Re: [PATCH 38/94] mm/gup: Add mm_populate_vma() for use when the vma is known

From: Matthew Wilcox
Date: Mon May 03 2021 - 12:02:32 EST


On Mon, May 03, 2021 at 03:53:58PM +0000, Liam Howlett wrote:
> * Michel Lespinasse <michel@xxxxxxxxxxxxxx> [210501 01:13]:
> > On Wed, Apr 28, 2021 at 03:36:08PM +0000, Liam Howlett wrote:
> > > When a vma is known, avoid calling mm_populate to search for the vma to
> > > populate.
> > >
> > > Signed-off-by: Liam R. Howlett <Liam.Howlett@xxxxxxxxxx>
> > > ---
> > > mm/gup.c | 20 ++++++++++++++++++++
> > > mm/internal.h | 4 ++++
> > > 2 files changed, 24 insertions(+)
> > >
> > > diff --git a/mm/gup.c b/mm/gup.c
> > > index c3a17b189064..48fe98ab0729 100644
> > > --- a/mm/gup.c
> > > +++ b/mm/gup.c
> > > @@ -1468,6 +1468,26 @@ long populate_vma_page_range(struct vm_area_struct *vma,
> > > NULL, NULL, locked);
> > > }
> > >
> > > +/*
> > > + * mm_populate_vma() - Populate a single range in a single vma.
> > > + * @vma: The vma to populate.
> > > + * @start: The start address to populate
> > > + * @end: The end address to stop populating
> > > + *
> > > + * Note: Ignores errors.
> > > + */
> > > +void mm_populate_vma(struct vm_area_struct *vma, unsigned long start,
> > > + unsigned long end)
> > > +{
> > > + struct mm_struct *mm = current->mm;
> > > + int locked = 1;
> > > +
> > > + mmap_read_lock(mm);
> > > + populate_vma_page_range(vma, start, end, &locked);
> > > + if (locked)
> > > + mmap_read_unlock(mm);
> > > +}
> > > +
> >
> > This seems like a nonsensical API at first glance - VMAs that are found
> > in the vma tree might be modified, merged, split, or freed at any time
> > if the mmap lock is not held, so the API can not be safely used. I think
> > this applies to maple tree vmas just as much as it did for rbtree vmas ?
>
> This is correct - it cannot be used without having the mmap_sem lock.
> This is a new internal mm code API and is used to avoid callers that use
> mm_populate() on a range that is known to be in a single VMA and already
> have that VMA. So instead of re-walking the tree to re-find the VMAs,
> this function can be used with the known VMA and range.
>
> It is used as described in patch 39 and 40 of this series.

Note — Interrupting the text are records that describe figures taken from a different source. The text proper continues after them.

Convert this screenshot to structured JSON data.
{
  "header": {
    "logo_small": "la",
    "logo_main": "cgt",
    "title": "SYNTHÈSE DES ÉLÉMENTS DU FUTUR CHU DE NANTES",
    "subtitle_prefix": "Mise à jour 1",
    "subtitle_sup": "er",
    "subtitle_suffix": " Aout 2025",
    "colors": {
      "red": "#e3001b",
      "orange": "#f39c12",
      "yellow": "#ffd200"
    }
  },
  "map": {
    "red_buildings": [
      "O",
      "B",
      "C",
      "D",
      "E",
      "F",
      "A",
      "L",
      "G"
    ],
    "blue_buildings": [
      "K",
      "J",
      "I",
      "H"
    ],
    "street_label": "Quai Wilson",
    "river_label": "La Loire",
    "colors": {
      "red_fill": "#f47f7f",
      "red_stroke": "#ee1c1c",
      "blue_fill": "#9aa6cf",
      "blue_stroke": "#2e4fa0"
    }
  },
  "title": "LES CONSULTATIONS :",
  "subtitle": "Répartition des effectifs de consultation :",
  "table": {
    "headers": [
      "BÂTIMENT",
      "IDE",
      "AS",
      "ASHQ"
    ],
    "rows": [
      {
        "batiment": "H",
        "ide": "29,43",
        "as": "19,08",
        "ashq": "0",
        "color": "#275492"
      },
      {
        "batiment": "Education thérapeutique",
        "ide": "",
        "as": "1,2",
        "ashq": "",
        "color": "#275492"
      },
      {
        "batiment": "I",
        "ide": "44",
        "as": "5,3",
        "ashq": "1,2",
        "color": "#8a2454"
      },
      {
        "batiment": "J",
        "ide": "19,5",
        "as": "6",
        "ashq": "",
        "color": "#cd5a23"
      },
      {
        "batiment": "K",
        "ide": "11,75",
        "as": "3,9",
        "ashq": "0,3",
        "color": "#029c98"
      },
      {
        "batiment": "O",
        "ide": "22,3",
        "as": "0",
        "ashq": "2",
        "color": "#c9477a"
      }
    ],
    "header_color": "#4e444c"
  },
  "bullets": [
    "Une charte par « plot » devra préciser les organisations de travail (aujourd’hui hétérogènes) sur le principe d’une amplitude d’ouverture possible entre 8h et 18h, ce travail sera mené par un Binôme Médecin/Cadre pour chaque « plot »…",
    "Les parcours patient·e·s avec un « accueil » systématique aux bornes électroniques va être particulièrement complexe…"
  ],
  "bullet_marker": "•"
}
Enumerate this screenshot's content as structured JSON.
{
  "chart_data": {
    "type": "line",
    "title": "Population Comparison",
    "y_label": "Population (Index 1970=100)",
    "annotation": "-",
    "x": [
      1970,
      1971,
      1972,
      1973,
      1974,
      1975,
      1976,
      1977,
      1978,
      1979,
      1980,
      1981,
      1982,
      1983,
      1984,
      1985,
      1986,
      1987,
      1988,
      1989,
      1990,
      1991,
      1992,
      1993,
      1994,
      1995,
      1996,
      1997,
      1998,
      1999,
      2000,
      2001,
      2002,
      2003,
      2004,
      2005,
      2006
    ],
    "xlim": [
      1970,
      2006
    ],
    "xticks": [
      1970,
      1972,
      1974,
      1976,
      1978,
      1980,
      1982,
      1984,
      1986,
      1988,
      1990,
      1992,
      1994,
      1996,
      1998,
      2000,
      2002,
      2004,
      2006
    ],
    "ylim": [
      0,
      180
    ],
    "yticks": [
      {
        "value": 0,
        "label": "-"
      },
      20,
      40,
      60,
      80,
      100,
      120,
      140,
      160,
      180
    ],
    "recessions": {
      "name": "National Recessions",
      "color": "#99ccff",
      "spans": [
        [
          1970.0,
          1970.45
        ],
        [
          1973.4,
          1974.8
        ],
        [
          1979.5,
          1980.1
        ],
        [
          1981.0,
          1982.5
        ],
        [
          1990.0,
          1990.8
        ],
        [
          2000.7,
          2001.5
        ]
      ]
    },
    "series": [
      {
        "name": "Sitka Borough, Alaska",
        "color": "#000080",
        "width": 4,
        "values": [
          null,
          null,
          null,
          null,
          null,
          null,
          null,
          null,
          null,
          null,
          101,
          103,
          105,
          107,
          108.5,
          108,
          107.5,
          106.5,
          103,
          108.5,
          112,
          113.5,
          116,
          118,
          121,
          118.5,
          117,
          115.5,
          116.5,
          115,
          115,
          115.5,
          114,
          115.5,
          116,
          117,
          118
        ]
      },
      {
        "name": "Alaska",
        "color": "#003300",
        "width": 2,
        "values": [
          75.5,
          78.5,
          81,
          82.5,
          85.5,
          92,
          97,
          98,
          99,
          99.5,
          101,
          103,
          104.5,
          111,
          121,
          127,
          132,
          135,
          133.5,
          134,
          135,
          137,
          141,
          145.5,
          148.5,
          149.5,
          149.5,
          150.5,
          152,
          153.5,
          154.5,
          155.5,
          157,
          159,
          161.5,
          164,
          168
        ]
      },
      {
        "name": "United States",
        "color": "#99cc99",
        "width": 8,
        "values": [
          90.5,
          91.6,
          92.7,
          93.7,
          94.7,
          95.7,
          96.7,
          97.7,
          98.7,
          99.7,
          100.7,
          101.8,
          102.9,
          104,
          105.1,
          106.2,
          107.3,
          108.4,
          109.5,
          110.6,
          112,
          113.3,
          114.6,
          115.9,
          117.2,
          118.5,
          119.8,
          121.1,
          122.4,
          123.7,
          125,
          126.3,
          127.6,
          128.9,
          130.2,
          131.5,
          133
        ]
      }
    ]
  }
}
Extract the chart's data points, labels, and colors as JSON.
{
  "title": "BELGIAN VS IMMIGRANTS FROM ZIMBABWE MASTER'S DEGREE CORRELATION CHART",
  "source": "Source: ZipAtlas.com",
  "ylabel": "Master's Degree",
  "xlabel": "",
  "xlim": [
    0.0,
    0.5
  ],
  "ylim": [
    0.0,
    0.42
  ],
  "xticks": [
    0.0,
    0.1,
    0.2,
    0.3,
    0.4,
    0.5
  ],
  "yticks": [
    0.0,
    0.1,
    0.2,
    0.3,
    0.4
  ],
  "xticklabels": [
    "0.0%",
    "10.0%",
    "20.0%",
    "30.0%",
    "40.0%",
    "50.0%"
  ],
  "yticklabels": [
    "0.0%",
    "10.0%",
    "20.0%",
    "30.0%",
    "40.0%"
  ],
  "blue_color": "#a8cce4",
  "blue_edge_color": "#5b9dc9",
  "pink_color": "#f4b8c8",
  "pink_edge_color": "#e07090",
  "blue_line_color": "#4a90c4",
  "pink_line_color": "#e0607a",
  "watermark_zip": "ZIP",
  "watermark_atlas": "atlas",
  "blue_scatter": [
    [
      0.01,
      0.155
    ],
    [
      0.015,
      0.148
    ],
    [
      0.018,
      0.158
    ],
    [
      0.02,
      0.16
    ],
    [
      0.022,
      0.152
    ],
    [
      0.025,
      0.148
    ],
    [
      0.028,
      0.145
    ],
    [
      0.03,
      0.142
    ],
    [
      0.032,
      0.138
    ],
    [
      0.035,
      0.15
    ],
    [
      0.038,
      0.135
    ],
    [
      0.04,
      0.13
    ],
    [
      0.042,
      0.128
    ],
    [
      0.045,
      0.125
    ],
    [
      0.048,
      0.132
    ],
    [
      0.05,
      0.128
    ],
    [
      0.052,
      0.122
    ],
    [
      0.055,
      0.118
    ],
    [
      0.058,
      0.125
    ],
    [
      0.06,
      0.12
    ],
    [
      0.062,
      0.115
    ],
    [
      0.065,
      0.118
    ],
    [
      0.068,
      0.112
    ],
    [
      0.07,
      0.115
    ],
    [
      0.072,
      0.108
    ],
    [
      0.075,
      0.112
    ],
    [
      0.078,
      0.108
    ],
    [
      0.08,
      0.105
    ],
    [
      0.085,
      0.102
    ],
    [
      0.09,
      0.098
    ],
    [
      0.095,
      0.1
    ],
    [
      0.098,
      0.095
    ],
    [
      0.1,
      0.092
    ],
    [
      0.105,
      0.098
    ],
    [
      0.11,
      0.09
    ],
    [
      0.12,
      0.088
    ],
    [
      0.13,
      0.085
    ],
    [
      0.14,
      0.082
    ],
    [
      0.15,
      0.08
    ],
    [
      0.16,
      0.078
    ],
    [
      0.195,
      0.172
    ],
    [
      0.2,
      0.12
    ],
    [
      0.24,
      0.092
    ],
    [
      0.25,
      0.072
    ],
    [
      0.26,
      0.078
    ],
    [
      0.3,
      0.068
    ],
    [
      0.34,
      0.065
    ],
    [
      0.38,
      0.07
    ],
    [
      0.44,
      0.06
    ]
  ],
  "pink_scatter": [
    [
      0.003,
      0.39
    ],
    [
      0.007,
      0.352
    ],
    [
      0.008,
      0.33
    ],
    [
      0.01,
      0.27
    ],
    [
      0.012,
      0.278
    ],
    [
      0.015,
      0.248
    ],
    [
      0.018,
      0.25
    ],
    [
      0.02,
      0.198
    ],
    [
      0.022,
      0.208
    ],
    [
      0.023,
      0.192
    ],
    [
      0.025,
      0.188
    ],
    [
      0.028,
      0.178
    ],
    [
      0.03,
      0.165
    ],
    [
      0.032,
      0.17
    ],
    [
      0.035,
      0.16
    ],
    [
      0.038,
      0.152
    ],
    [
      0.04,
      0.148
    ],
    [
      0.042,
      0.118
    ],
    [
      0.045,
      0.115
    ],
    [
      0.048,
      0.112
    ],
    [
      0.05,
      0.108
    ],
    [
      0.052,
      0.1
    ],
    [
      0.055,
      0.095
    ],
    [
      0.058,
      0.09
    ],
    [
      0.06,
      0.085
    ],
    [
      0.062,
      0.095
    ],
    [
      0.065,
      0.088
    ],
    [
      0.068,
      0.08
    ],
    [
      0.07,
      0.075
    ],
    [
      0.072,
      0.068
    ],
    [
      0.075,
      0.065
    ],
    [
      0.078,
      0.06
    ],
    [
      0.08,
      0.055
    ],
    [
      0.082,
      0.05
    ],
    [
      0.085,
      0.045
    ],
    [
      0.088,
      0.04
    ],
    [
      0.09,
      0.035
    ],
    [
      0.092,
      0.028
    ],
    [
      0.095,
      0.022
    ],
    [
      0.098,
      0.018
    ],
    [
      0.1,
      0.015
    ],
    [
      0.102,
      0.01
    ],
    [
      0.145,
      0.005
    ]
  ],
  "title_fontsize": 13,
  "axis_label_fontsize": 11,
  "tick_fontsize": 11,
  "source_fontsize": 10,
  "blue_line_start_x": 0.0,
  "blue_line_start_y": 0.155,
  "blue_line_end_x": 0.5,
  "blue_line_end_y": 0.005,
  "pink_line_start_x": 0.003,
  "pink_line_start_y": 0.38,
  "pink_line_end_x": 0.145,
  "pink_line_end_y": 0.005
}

In patch 39, what you do is:

1 Take the mmap_sem for write
2 do stuff
3 Drop the mmap_sem
4 Call mm_populate_vm() with the vma, which takes the mmap_sem
for read

The problem is that between 3 & 4, a racing thread might cause us to free
the vma and so we've now passed a bogus pointer into mm_populate_vm().

What we need instead is to downgrade the mmap_sem from write to read at
step 3, so the vma is guaranteed to still be good.